7 thoughts on “Tragicomedy of the Contraposicommons”

  1. That, my friend, was an excellent disquisition (it was too measured for a rant) on the problem of defection. I guess the key is to enlighten people to the extent that they can see things as you describe them. I’m happy to pay good money to educate other people’s kids through public schools; small price to pay for a civilized society. I’d like to see the costs of maintaining a civilized society shared equitably, which may mean that more tax dollars are required when they choose to opt out of broadly public goods like education. I guess this is why we Americans cannot have nice things…

    1. Thanks for the nice comments, Jon. I do not think something like the Merc would take this as an op-ed if it is already published, right? And anyway, I’m a nobody, so would they even be interested?

      You can of course, post this on social media, and I would myself if I could log into FB.

  2. From my Carthage colleague in FB space:

    Jerry Mast Very good essay. It aligns with the critique of much of contemporary conservatism that it literally does not believe in the existence of a public interest beyond the sum of individuals pursuing their own. This is clear in the author’s assertion that Republicans do not accept the idea of society. It does feel that the context of political polarization creates something of a prisoners’ dilemma in that cooperation would make everyone better off, but each side prefers the other to compromise more.

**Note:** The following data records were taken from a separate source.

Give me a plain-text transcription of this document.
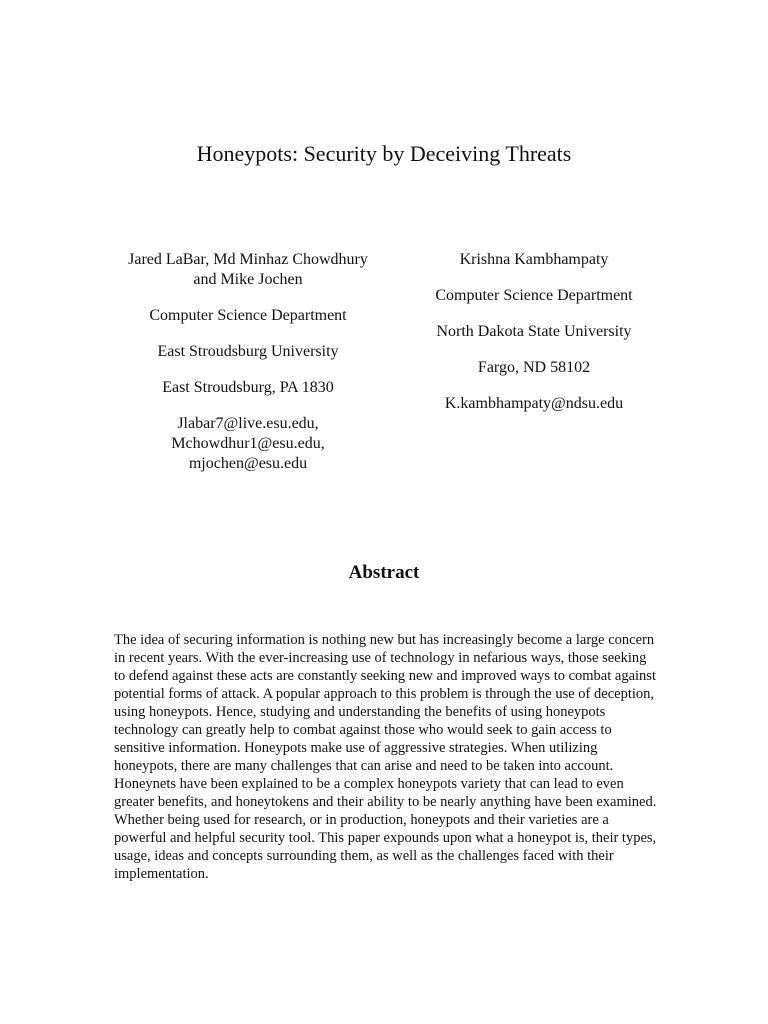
Honeypots: Security by Deceiving Threats

Jared LaBar, Md Minhaz Chowdhury and Mike Jochen

Computer Science Department

East Stroudsburg University

East Stroudsburg, PA 1830

Jlabar7@live.esu.edu, Mchowdhur1@esu.edu, mjochen@esu.edu

Krishna Kambhampaty

Computer Science Department

North Dakota State University

Fargo, ND 58102

K.kambhampaty@ndsu.edu

Abstract

The idea of securing information is nothing new but has increasingly become a large concern in recent years. With the ever-increasing use of technology in nefarious ways, those seeking to defend against these acts are constantly seeking new and improved ways to combat against potential forms of attack. A popular approach to this problem is through the use of deception, using honeypots. Hence, studying and understanding the benefits of using honeypots technology can greatly help to combat against those who would seek to gain access to sensitive information. Honeypots make use of aggressive strategies. When utilizing honeypots, there are many challenges that can arise and need to be taken into account. Honeynets have been explained to be a complex honeypots variety that can lead to even greater benefits, and honeytokens and their ability to be nearly anything have been examined. Whether being used for research, or in production, honeypots and their varieties are a powerful and helpful security tool. This paper expounds upon what a honeypot is, their types, usage, ideas and concepts surrounding them, as well as the challenges faced with their implementation.
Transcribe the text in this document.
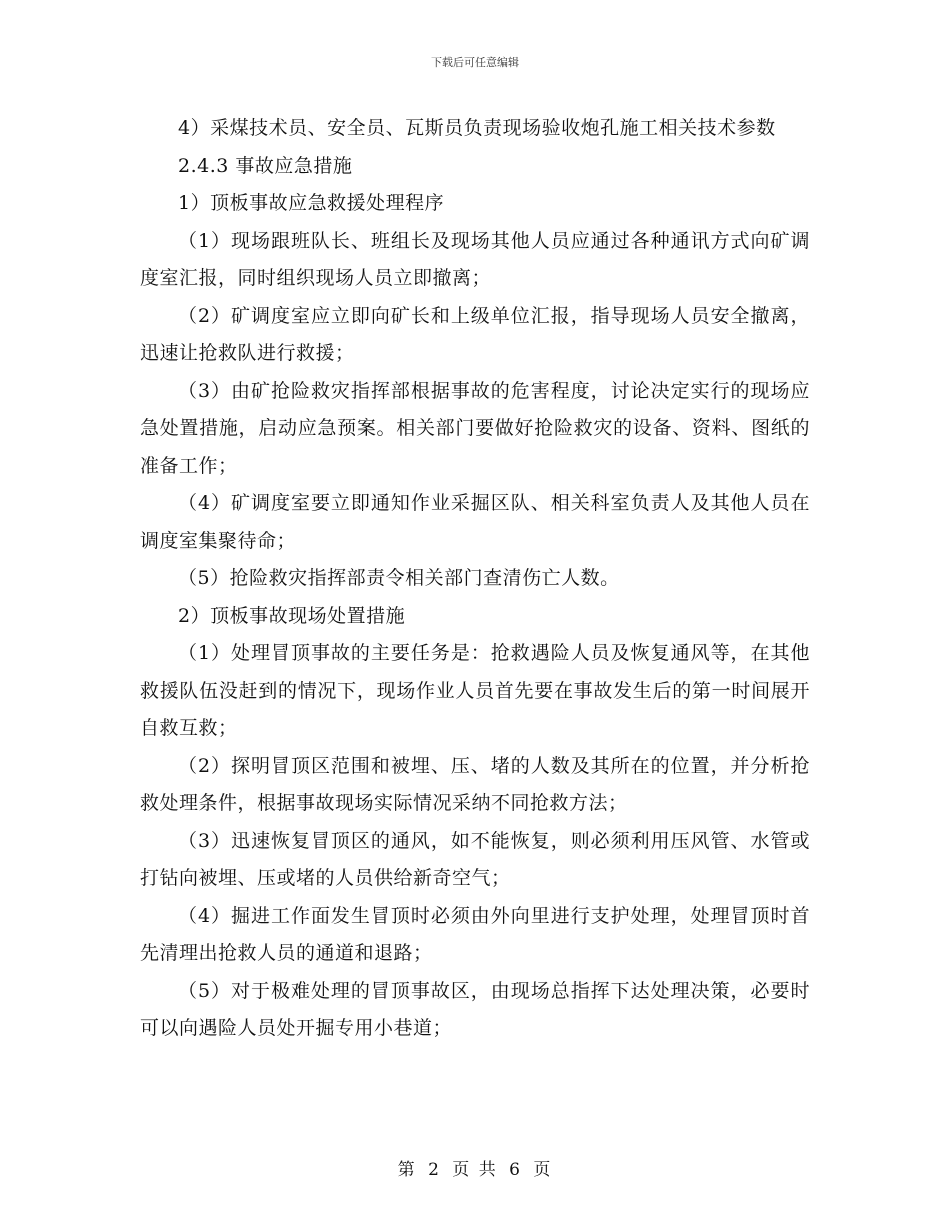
下载后可任意编辑

4）采煤技术员、安全员、瓦斯员负责现场验收炮孔施工相关技术参数

2.4.3 事故应急措施

1）顶板事故应急救援处理程序

（1）现场跟班队长、班组长及现场其他人员应通过各种通讯方式向矿调度室汇报，同时组织现场人员立即撤离；

（2）矿调度室应立即向矿长和上级单位汇报，指导现场人员安全撤离，迅速让抢救队进行救援；

（3）由矿抢险救灾指挥部根据事故的危害程度，讨论决定实行的现场应急处置措施，启动应急预案。相关部门要做好抢险救灾的设备、资料、图纸的准备工作；

（4）矿调度室要立即通知作业采掘区队、相关科室负责人及其他人员在调度室集聚待命；

（5）抢险救灾指挥部责令相关部门查清伤亡人数。

2）顶板事故现场处置措施

（1）处理冒顶事故的主要任务是：抢救遇险人员及恢复通风等，在其他救援队伍没赶到的情况下，现场作业人员首先要在事故发生后的第一时间展开自救互救；

（2）探明冒顶区范围和被埋、压、堵的人数及其所在的位置，并分析抢救处理条件，根据事故现场实际情况采纳不同抢救方法；

（3）迅速恢复冒顶区的通风，如不能恢复，则必须利用压风管、水管或打钻向被埋、压或堵的人员供给新奇空气；

（4）掘进工作面发生冒顶时必须由外向里进行支护处理，处理冒顶时首先清理出抢救人员的通道和退路；

（5）对于极难处理的冒顶事故区，由现场总指挥下达处理决策，必要时可以向遇险人员处开掘专用小巷道；

第 2 页 共 6 页
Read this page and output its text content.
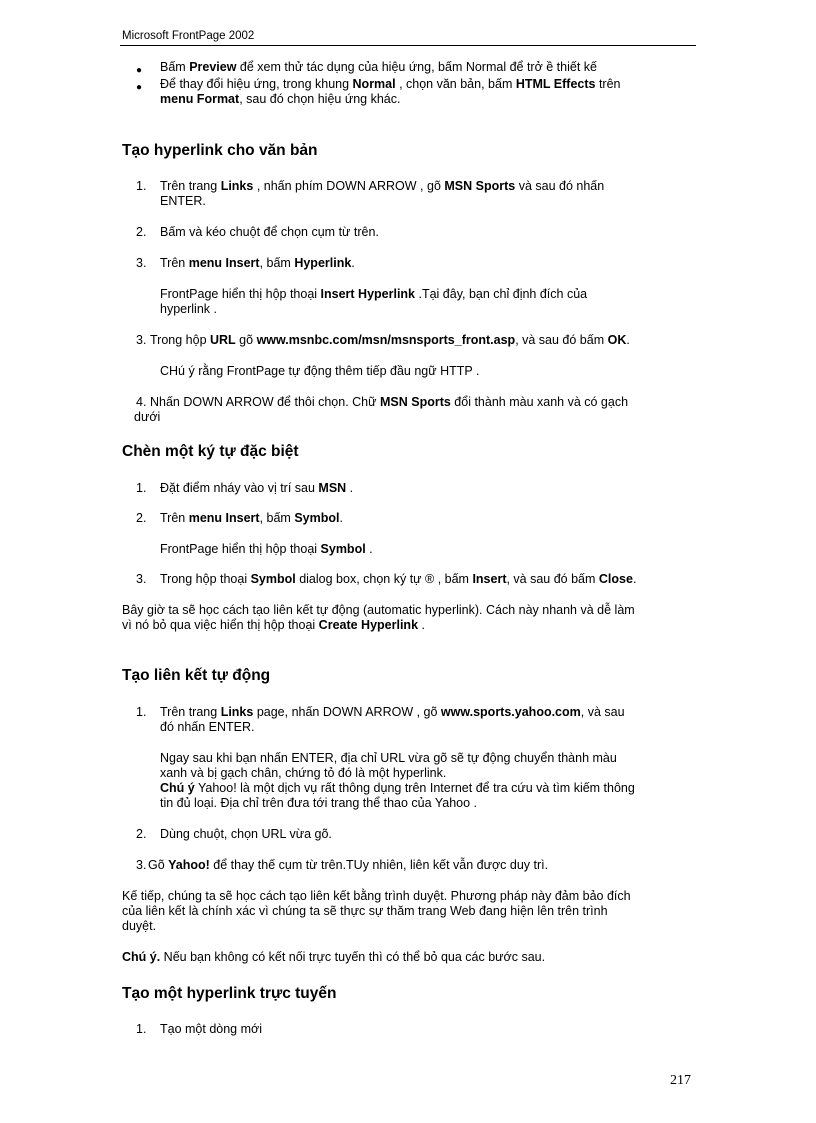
Microsoft FrontPage 2002
● Bấm Preview để xem thử tác dụng của hiệu ứng, bấm Normal để trở ề thiết kế
● Để thay đổi hiệu ứng, trong khung Normal , chọn văn bản, bấm HTML Effects trên
menu Format, sau đó chọn hiệu ứng khác.
Tạo hyperlink cho văn bản
1. Trên trang Links , nhấn phím DOWN ARROW , gõ MSN Sports và sau đó nhấn
ENTER.
2. Bấm và kéo chuột để chọn cụm từ trên.
3. Trên menu Insert, bấm Hyperlink.
FrontPage hiển thị hộp thoại Insert Hyperlink .Tại đây, bạn chỉ định đích của
hyperlink .
3. Trong hộp URL gõ www.msnbc.com/msn/msnsports_front.asp, và sau đó bấm OK.
CHú ý rằng FrontPage tự động thêm tiếp đầu ngữ HTTP .
4. Nhấn DOWN ARROW để thôi chọn. Chữ MSN Sports đổi thành màu xanh và có gạch
dưới
Chèn một ký tự đặc biệt
1. Đặt điểm nháy vào vị trí sau MSN .
2. Trên menu Insert, bấm Symbol.
FrontPage hiển thị hộp thoại Symbol .
3. Trong hộp thoại Symbol dialog box, chọn ký tự ® , bấm Insert, và sau đó bấm Close.
Bây giờ ta sẽ học cách tạo liên kết tự động (automatic hyperlink). Cách này nhanh và dễ làm
vì nó bỏ qua việc hiển thị hộp thoại Create Hyperlink .
Tạo liên kết tự động
1. Trên trang Links page, nhấn DOWN ARROW , gõ www.sports.yahoo.com, và sau
đó nhấn ENTER.
Ngay sau khi bạn nhấn ENTER, địa chỉ URL vừa gõ sẽ tự động chuyển thành màu
xanh và bị gạch chân, chứng tỏ đó là một hyperlink.
Chú ý Yahoo! là một dịch vụ rất thông dụng trên Internet để tra cứu và tìm kiếm thông
tin đủ loại. Địa chỉ trên đưa tới trang thể thao của Yahoo .
2. Dùng chuột, chọn URL vừa gõ.
3. Gõ Yahoo! để thay thế cụm từ trên.TUy nhiên, liên kết vẫn được duy trì.
Kế tiếp, chúng ta sẽ học cách tạo liên kết bằng trình duyệt. Phương pháp này đảm bảo đích
của liên kết là chính xác vì chúng ta sẽ thực sự thăm trang Web đang hiện lên trên trình
duyệt.
Chú ý. Nếu bạn không có kết nối trực tuyến thì có thể bỏ qua các bước sau.
Tạo một hyperlink trực tuyến
1. Tạo một dòng mới
217
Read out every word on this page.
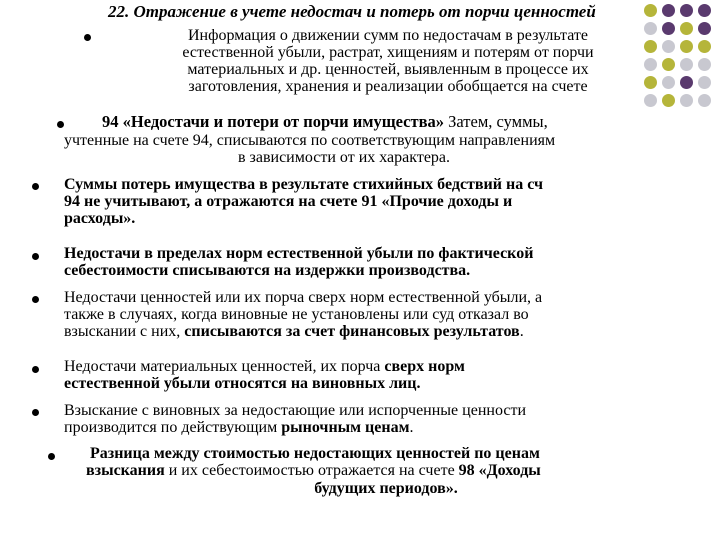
22. Отражение в учете недостач и потерь от порчи ценностей

Информация о движении сумм по недостачам в результате

естественной убыли, растрат, хищениям и потерям от порчи

материальных и др. ценностей, выявленным в процессе их

заготовления, хранения и реализации обобщается на счете

94 «Недостачи и потери от порчи имущества» Затем, суммы,

учтенные на счете 94, списываются по соответствующим направлениям

в зависимости от их характера.

Суммы потерь имущества в результате стихийных бедствий на сч

94 не учитывают, а отражаются на счете 91 «Прочие доходы и

расходы».

Недостачи в пределах норм естественной убыли по фактической

себестоимости списываются на издержки производства.

Недостачи ценностей или их порча сверх норм естественной убыли, а

также в случаях, когда виновные не установлены или суд отказал во

взыскании с них, списываются за счет финансовых результатов.

Недостачи материальных ценностей, их порча сверх норм

естественной убыли относятся на виновных лиц.

Взыскание с виновных за недостающие или испорченные ценности

производится по действующим рыночным ценам.

Разница между стоимостью недостающих ценностей по ценам

взыскания и их себестоимостью отражается на счете 98 «Доходы

будущих периодов».
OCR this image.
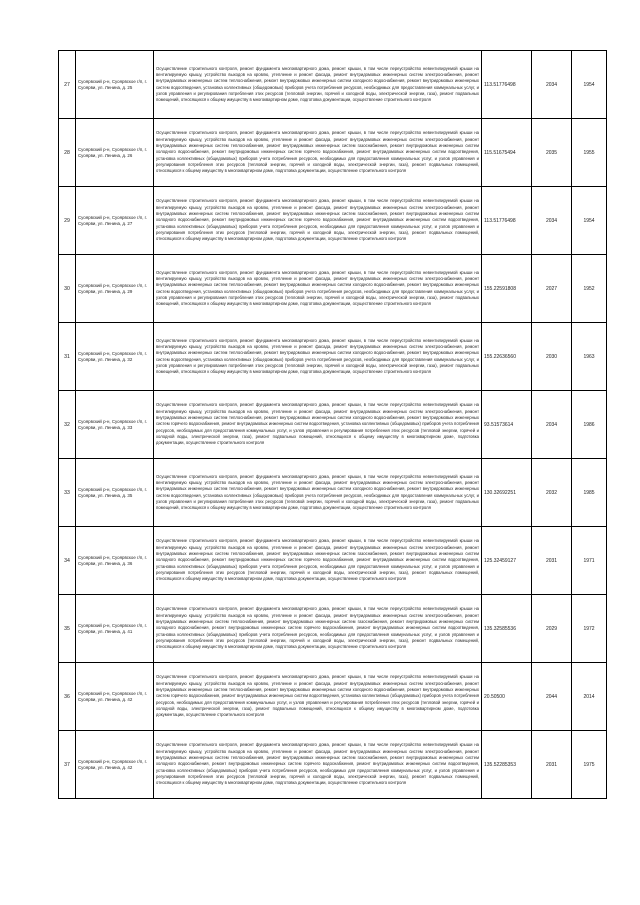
27	Суоярвский р-н, Суоярвское г/п, г. Суоярви, ул. Ленина, д. 25	Осуществление строительного контроля, ремонт фундамента многоквартирного дома, ремонт крыши, в том числе переустройство невентилируемой крыши на вентилируемую крышу, устройство выходов на кровлю, утепление и ремонт фасада, ремонт внутридомовых инженерных систем электроснабжения, ремонт внутридомовых инженерных систем теплоснабжения, ремонт внутридомовых инженерных систем холодного водоснабжения, ремонт внутридомовых инженерных систем водоотведения, установка коллективных (общедомовых) приборов учета потребления ресурсов, необходимых для предоставления коммунальных услуг, и узлов управления и регулирования потребления этих ресурсов (тепловой энергии, горячей и холодной воды, электрической энергии, газа), ремонт подвальных помещений, относящихся к общему имуществу в многоквартирном доме, подготовка документации, осуществление строительного контроля	113.51776498	2034	1954
28	Суоярвский р-н, Суоярвское г/п, г. Суоярви, ул. Ленина, д. 26	Осуществление строительного контроля, ремонт фундамента многоквартирного дома, ремонт крыши, в том числе переустройство невентилируемой крыши на вентилируемую крышу, устройство выходов на кровлю, утепление и ремонт фасада, ремонт внутридомовых инженерных систем электроснабжения, ремонт внутридомовых инженерных систем теплоснабжения, ремонт внутридомовых инженерных систем газоснабжения, ремонт внутридомовых инженерных систем холодного водоснабжения, ремонт внутридомовых инженерных систем горячего водоснабжения, ремонт внутридомовых инженерных систем водоотведения, установка коллективных (общедомовых) приборов учета потребления ресурсов, необходимых для предоставления коммунальных услуг, и узлов управления и регулирования потребления этих ресурсов (тепловой энергии, горячей и холодной воды, электрической энергии, газа), ремонт подвальных помещений, относящихся к общему имуществу в многоквартирном доме, подготовка документации, осуществление строительного контроля	115.51675494	2035	1955
29	Суоярвский р-н, Суоярвское г/п, г. Суоярви, ул. Ленина, д. 27	Осуществление строительного контроля, ремонт фундамента многоквартирного дома, ремонт крыши, в том числе переустройство невентилируемой крыши на вентилируемую крышу, устройство выходов на кровлю, утепление и ремонт фасада, ремонт внутридомовых инженерных систем электроснабжения, ремонт внутридомовых инженерных систем теплоснабжения, ремонт внутридомовых инженерных систем газоснабжения, ремонт внутридомовых инженерных систем холодного водоснабжения, ремонт внутридомовых инженерных систем горячего водоснабжения, ремонт внутридомовых инженерных систем водоотведения, установка коллективных (общедомовых) приборов учета потребления ресурсов, необходимых для предоставления коммунальных услуг, и узлов управления и регулирования потребления этих ресурсов (тепловой энергии, горячей и холодной воды, электрической энергии, газа), ремонт подвальных помещений, относящихся к общему имуществу в многоквартирном доме, подготовка документации, осуществление строительного контроля	113.51776498	2034	1954
30	Суоярвский р-н, Суоярвское г/п, г. Суоярви, ул. Ленина, д. 29	Осуществление строительного контроля, ремонт фундамента многоквартирного дома, ремонт крыши, в том числе переустройство невентилируемой крыши на вентилируемую крышу, устройство выходов на кровлю, утепление и ремонт фасада, ремонт внутридомовых инженерных систем электроснабжения, ремонт внутридомовых инженерных систем теплоснабжения, ремонт внутридомовых инженерных систем холодного водоснабжения, ремонт внутридомовых инженерных систем водоотведения, установка коллективных (общедомовых) приборов учета потребления ресурсов, необходимых для предоставления коммунальных услуг, и узлов управления и регулирования потребления этих ресурсов (тепловой энергии, горячей и холодной воды, электрической энергии, газа), ремонт подвальных помещений, относящихся к общему имуществу в многоквартирном доме, подготовка документации, осуществление строительного контроля	155.22591808	2027	1952
31	Суоярвский р-н, Суоярвское г/п, г. Суоярви, ул. Ленина, д. 32	Осуществление строительного контроля, ремонт фундамента многоквартирного дома, ремонт крыши, в том числе переустройство невентилируемой крыши на вентилируемую крышу, устройство выходов на кровлю, утепление и ремонт фасада, ремонт внутридомовых инженерных систем электроснабжения, ремонт внутридомовых инженерных систем теплоснабжения, ремонт внутридомовых инженерных систем холодного водоснабжения, ремонт внутридомовых инженерных систем водоотведения, установка коллективных (общедомовых) приборов учета потребления ресурсов, необходимых для предоставления коммунальных услуг, и узлов управления и регулирования потребления этих ресурсов (тепловой энергии, горячей и холодной воды, электрической энергии, газа), ремонт подвальных помещений, относящихся к общему имуществу в многоквартирном доме, подготовка документации, осуществление строительного контроля	155.22636560	2030	1963
32	Суоярвский р-н, Суоярвское г/п, г. Суоярви, ул. Ленина, д. 33	Осуществление строительного контроля, ремонт фундамента многоквартирного дома, ремонт крыши, в том числе переустройство невентилируемой крыши на вентилируемую крышу, устройство выходов на кровлю, утепление и ремонт фасада, ремонт внутридомовых инженерных систем электроснабжения, ремонт внутридомовых инженерных систем теплоснабжения, ремонт внутридомовых инженерных систем холодного водоснабжения, ремонт внутридомовых инженерных систем горячего водоснабжения, ремонт внутридомовых инженерных систем водоотведения, установка коллективных (общедомовых) приборов учета потребления ресурсов, необходимых для предоставления коммунальных услуг, и узлов управления и регулирования потребления этих ресурсов (тепловой энергии, горячей и холодной воды, электрической энергии, газа), ремонт подвальных помещений, относящихся к общему имуществу в многоквартирном доме, подготовка документации, осуществление строительного контроля	93.51573614	2034	1986
33	Суоярвский р-н, Суоярвское г/п, г. Суоярви, ул. Ленина, д. 35	Осуществление строительного контроля, ремонт фундамента многоквартирного дома, ремонт крыши, в том числе переустройство невентилируемой крыши на вентилируемую крышу, устройство выходов на кровлю, утепление и ремонт фасада, ремонт внутридомовых инженерных систем электроснабжения, ремонт внутридомовых инженерных систем теплоснабжения, ремонт внутридомовых инженерных систем холодного водоснабжения, ремонт внутридомовых инженерных систем водоотведения, установка коллективных (общедомовых) приборов учета потребления ресурсов, необходимых для предоставления коммунальных услуг, и узлов управления и регулирования потребления этих ресурсов (тепловой энергии, горячей и холодной воды, электрической энергии, газа), ремонт подвальных помещений, относящихся к общему имуществу в многоквартирном доме, подготовка документации, осуществление строительного контроля	130.32692251	2032	1985
34	Суоярвский р-н, Суоярвское г/п, г. Суоярви, ул. Ленина, д. 36	Осуществление строительного контроля, ремонт фундамента многоквартирного дома, ремонт крыши, в том числе переустройство невентилируемой крыши на вентилируемую крышу, устройство выходов на кровлю, утепление и ремонт фасада, ремонт внутридомовых инженерных систем электроснабжения, ремонт внутридомовых инженерных систем теплоснабжения, ремонт внутридомовых инженерных систем газоснабжения, ремонт внутридомовых инженерных систем холодного водоснабжения, ремонт внутридомовых инженерных систем горячего водоснабжения, ремонт внутридомовых инженерных систем водоотведения, установка коллективных (общедомовых) приборов учета потребления ресурсов, необходимых для предоставления коммунальных услуг, и узлов управления и регулирования потребления этих ресурсов (тепловой энергии, горячей и холодной воды, электрической энергии, газа), ремонт подвальных помещений, относящихся к общему имуществу в многоквартирном доме, подготовка документации, осуществление строительного контроля	125.32459127	2031	1971
35	Суоярвский р-н, Суоярвское г/п, г. Суоярви, ул. Ленина, д. 41	Осуществление строительного контроля, ремонт фундамента многоквартирного дома, ремонт крыши, в том числе переустройство невентилируемой крыши на вентилируемую крышу, устройство выходов на кровлю, утепление и ремонт фасада, ремонт внутридомовых инженерных систем электроснабжения, ремонт внутридомовых инженерных систем теплоснабжения, ремонт внутридомовых инженерных систем газоснабжения, ремонт внутридомовых инженерных систем холодного водоснабжения, ремонт внутридомовых инженерных систем горячего водоснабжения, ремонт внутридомовых инженерных систем водоотведения, установка коллективных (общедомовых) приборов учета потребления ресурсов, необходимых для предоставления коммунальных услуг, и узлов управления и регулирования потребления этих ресурсов (тепловой энергии, горячей и холодной воды, электрической энергии, газа), ремонт подвальных помещений, относящихся к общему имуществу в многоквартирном доме, подготовка документации, осуществление строительного контроля	135.32585536	2029	1972
36	Суоярвский р-н, Суоярвское г/п, г. Суоярви, ул. Ленина, д. 42	Осуществление строительного контроля, ремонт фундамента многоквартирного дома, ремонт крыши, в том числе переустройство невентилируемой крыши на вентилируемую крышу, устройство выходов на кровлю, утепление и ремонт фасада, ремонт внутридомовых инженерных систем электроснабжения, ремонт внутридомовых инженерных систем теплоснабжения, ремонт внутридомовых инженерных систем холодного водоснабжения, ремонт внутридомовых инженерных систем горячего водоснабжения, ремонт внутридомовых инженерных систем водоотведения, установка коллективных (общедомовых) приборов учета потребления ресурсов, необходимых для предоставления коммунальных услуг, и узлов управления и регулирования потребления этих ресурсов (тепловой энергии, горячей и холодной воды, электрической энергии, газа), ремонт подвальных помещений, относящихся к общему имуществу в многоквартирном доме, подготовка документации, осуществление строительного контроля	20.50500	2044	2014
37	Суоярвский р-н, Суоярвское г/п, г. Суоярви, ул. Ленина, д. 42	Осуществление строительного контроля, ремонт фундамента многоквартирного дома, ремонт крыши, в том числе переустройство невентилируемой крыши на вентилируемую крышу, устройство выходов на кровлю, утепление и ремонт фасада, ремонт внутридомовых инженерных систем электроснабжения, ремонт внутридомовых инженерных систем теплоснабжения, ремонт внутридомовых инженерных систем газоснабжения, ремонт внутридомовых инженерных систем холодного водоснабжения, ремонт внутридомовых инженерных систем горячего водоснабжения, ремонт внутридомовых инженерных систем водоотведения, установка коллективных (общедомовых) приборов учета потребления ресурсов, необходимых для предоставления коммунальных услуг, и узлов управления и регулирования потребления этих ресурсов (тепловой энергии, горячей и холодной воды, электрической энергии, газа), ремонт подвальных помещений, относящихся к общему имуществу в многоквартирном доме, подготовка документации, осуществление строительного контроля	135.52285353	2031	1975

The result is the amplification of centrifugal forces eroding trust, amity and any hope of a sense of common purpose. Which of course is a nasty bit of positive feedback.
    Like· Reply · 26 mins

  3. Well if this is what you write when you are not frittering away your time on Facebook, good argument to keep you locked out.

    Anyone who thinks they can insulate themselves from the rest of society is not planning accurately for the long term.

    1. But I really like frittering! Thank you, though. We’ll see if I have some other monologues in me in the next few weeks.

      I didn’t elaborate it much in the essay, but I do think that the more libertarian conservatives seem to be committed to the idea that society just means a group of individuals doing their own thing. They’re wrong, and we will all find out together just how so if we let our common institutions whither.